Privacy versus being able to move faster is going to be a struggle. Are all of us doing it and making it work? Yes, we do it a lot faster and with less clunkiness. But here's an example of where we struggle with this: In your daily routine, if you're going to get information on library books that are overdue or where your friends are going to meet you for dinner, whatever it is, most of that information you get in your texts. But if we want to send you a piece of information, you may have to go through six levels of security to get there. You may get a piece of information that says you have a text, then you have to log on. Then, you may have to put in a two-security identification to be able to get the information from your healthcare system to ensure that we have the level of security you need.

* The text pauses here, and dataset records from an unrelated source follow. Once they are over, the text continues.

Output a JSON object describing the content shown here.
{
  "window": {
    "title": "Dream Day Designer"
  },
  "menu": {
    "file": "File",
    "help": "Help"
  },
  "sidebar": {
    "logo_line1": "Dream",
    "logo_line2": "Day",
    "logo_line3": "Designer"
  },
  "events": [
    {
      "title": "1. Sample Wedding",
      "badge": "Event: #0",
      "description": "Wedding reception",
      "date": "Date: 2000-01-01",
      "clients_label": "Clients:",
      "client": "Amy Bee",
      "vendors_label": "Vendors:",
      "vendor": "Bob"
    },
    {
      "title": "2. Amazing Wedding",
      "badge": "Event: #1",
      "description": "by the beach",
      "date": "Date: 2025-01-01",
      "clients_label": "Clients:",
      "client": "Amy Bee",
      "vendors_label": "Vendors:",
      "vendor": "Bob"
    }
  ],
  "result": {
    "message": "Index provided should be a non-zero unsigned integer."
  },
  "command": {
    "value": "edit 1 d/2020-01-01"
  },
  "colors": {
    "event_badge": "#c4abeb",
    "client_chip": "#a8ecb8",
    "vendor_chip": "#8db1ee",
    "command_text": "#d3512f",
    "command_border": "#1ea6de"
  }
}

You don't require that from anybody else who's sending you information, and because of the fact that you have to jump through some of these hoops to ensure that the privacy's there, you may be less likely to engage. So as we think about this, when we're trying to get compliance on remote monitoring or to make sure that you showed up for your appointment, if I'm trying to get in touch with you and you have to jump through three hoops because of all of these rules and regulations and privacy, you may be less likely to do it.

Think about your 80-year-old grandmother or someone who may have depression or three comorbid conditions — this is who I'm trying to reach. I want to do it with the least friction possible, but ensuring security and privacy of your information comes with friction. And so I appreciate the struggle, I respect it very much.

Another problem is that many of us are still learning tech speak. We have partners that are amazing partners, but sometimes it takes me a little bit longer to understand what they're saying. That's why having all the right people around the table is absolutely necessary.

Q: So, would you say there's not really a clear way forward yet?

RS: In all my years of history, I haven't gained that level of intelligence to be able to figure it out yet. But I'm working on it.